Hyperparameter tuning

Parameters vs hyperparameters

A model's parameters are learned from data — the weights of a neural network, the coefficients of a regression, the split thresholds of a tree. Hyperparameters are set before training and control how the learning process works. They cannot be learned from the training data in the usual sense because they govern the training procedure itself.

Examples: learning rate, number of trees, max tree depth, regularization strength, dropout rate, number of layers, batch size, kernel type.

Hyperparameter tuning is the process of finding the values that produce the best model.

Why it matters

The same algorithm with different hyperparameters can produce dramatically different results. A neural network with a learning rate of 0.1 may diverge; with 0.001 it may converge to an excellent model. A gradient boosting model with max_depth=10 may overfit badly; with max_depth=4 it may generalize well. Tuning is not a detail — it can be the difference between a useful model and a useless one.

The tuning workflow

Define a search space: for each hyperparameter, specify the range or set of values to search. Use logarithmic spacing for scale parameters (learning rate, regularization strength) and linear spacing for parameters like depth or number of trees.
Choose a search strategy: grid search, random search, or Bayesian optimization (covered in the next lesson).
Evaluate with cross-validation: for each candidate configuration, train the model and evaluate on held-out validation data. Never use the test set during tuning.
Select the best configuration: pick the hyperparameter setting with the best validation performance.
Retrain on the full training set: using the selected hyperparameters, retrain on all available training data before final evaluation.

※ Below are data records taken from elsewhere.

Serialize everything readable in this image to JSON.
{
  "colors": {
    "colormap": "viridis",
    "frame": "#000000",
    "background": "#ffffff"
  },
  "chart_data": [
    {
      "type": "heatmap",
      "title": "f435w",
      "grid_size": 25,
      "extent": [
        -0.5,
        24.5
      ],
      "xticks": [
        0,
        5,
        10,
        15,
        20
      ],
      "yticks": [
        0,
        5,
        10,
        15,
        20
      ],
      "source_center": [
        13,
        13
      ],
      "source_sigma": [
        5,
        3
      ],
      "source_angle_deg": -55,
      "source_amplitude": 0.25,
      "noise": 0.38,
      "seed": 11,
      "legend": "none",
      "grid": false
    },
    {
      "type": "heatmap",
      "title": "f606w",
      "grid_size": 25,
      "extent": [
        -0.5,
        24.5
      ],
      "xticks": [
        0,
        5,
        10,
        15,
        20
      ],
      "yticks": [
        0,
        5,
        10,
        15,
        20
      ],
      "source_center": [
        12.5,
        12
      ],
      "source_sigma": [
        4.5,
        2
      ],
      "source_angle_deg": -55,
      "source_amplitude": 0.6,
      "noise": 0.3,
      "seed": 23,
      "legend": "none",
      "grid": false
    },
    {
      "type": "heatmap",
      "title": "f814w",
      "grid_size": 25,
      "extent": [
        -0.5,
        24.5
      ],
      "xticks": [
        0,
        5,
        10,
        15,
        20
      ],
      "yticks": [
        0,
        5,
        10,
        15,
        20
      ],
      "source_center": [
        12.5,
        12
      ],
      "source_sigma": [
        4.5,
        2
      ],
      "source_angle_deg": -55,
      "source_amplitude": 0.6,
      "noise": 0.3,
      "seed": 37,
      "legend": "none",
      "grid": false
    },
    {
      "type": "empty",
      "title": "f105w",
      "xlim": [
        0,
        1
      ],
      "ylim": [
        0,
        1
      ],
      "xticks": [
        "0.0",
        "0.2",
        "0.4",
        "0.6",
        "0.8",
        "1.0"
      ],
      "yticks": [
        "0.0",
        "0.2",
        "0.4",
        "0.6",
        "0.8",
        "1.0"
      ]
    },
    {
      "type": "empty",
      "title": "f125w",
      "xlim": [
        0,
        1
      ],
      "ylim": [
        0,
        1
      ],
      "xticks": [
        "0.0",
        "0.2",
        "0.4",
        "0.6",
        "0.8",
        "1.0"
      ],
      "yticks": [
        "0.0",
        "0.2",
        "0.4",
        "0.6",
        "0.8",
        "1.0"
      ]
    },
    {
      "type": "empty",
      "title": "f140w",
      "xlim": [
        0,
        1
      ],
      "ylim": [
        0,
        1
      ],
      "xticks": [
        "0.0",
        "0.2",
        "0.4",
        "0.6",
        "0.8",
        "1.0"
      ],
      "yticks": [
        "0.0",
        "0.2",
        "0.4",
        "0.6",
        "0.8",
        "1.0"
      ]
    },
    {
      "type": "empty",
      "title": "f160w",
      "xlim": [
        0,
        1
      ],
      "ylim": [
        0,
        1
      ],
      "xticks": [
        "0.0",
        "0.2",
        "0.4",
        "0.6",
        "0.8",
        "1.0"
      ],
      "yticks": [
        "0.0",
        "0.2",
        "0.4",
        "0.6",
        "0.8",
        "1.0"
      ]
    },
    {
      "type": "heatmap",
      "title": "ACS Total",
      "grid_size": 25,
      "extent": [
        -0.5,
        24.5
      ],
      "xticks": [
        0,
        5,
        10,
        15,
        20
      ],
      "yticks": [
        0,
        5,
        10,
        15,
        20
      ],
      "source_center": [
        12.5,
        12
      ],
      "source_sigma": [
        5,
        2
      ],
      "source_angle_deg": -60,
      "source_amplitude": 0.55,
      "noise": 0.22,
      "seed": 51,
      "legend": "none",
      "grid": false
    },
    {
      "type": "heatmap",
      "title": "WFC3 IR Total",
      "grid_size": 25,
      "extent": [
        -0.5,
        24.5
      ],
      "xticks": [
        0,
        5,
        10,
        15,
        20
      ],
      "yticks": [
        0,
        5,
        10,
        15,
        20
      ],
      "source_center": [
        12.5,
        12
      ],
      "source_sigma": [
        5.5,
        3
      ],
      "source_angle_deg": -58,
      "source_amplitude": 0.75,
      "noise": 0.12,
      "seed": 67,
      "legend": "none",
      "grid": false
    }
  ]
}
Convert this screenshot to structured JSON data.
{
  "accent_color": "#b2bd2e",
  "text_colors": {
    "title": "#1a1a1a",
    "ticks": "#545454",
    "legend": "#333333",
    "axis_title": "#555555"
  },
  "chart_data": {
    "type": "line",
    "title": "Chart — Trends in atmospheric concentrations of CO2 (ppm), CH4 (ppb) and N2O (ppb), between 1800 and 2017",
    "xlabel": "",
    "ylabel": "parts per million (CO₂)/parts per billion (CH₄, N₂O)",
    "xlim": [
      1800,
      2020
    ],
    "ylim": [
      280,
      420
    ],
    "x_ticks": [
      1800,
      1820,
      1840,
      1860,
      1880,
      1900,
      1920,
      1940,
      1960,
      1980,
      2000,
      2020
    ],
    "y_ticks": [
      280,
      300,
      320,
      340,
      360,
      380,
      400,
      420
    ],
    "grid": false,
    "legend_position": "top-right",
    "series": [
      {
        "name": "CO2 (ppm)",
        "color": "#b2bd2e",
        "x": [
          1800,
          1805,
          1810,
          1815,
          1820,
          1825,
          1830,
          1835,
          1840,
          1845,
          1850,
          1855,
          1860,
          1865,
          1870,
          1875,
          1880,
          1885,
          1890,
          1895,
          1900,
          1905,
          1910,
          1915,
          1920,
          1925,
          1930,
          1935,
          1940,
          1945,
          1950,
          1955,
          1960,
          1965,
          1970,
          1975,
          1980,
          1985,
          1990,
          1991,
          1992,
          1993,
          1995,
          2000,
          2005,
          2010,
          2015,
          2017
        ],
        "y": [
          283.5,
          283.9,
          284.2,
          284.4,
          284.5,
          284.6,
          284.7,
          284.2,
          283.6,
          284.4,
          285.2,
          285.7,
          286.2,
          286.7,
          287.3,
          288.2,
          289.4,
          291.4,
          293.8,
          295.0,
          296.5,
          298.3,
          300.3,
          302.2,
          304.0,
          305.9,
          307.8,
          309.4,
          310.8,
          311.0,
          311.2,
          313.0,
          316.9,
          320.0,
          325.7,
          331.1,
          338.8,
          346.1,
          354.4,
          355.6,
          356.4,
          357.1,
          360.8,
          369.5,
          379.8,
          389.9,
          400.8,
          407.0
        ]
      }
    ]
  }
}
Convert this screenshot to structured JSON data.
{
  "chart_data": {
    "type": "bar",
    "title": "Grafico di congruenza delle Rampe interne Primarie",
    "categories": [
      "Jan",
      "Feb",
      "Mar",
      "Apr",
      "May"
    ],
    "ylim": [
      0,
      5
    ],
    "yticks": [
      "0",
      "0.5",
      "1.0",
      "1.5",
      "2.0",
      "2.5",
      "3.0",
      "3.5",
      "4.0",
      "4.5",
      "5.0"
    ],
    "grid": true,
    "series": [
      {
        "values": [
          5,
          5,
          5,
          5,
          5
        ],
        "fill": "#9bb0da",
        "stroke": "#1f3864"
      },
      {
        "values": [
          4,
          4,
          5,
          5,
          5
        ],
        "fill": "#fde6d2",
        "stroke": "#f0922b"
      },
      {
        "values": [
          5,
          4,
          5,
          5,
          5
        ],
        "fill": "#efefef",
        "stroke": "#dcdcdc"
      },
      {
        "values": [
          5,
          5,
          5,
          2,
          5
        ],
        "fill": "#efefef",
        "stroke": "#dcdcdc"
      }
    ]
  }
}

Common hyperparameters by model type

Linear models:

Regularization strength $\lambda$ (or $C = 1/\lambda$ in scikit-learn): most important. Search log-scale: $\{10^{-4}, 10^{-3}, \ldots, 10^3\}$ .
Penalty type (L1 vs L2).

Gradient boosting:

Learning rate: try $\{0.01, 0.05, 0.1, 0.3\}$ with early stopping to find optimal trees.
Max depth: try $\{3, 4, 5, 6\}$ .
Subsampling fractions.

Neural networks:

Learning rate: most critical. Use a learning rate finder.
Architecture (number of layers, neurons per layer).
Dropout rate.
Batch size.

Tree-based:

Max depth, min samples per leaf.
For Random Forest: number of trees, max features.

Tuning order

Start with the most impactful hyperparameters. For most models:

Regularization strength (biggest impact on generalization).
Learning rate (biggest impact on convergence).
Model capacity (depth, width, number of trees).
Secondary parameters (subsampling, momentum) — tune these last.

Overfitting to the validation set

Repeated tuning against the same validation set can cause the selected hyperparameters to overfit to it — the model appears to perform well on validation because you tried many configurations and selected the best. This is analogous to overfitting training data but at the hyperparameter level.

Mitigation strategies: use $k$ -fold cross-validation instead of a single split, limit the number of configurations tried, and keep a true held-out test set that is never used during tuning.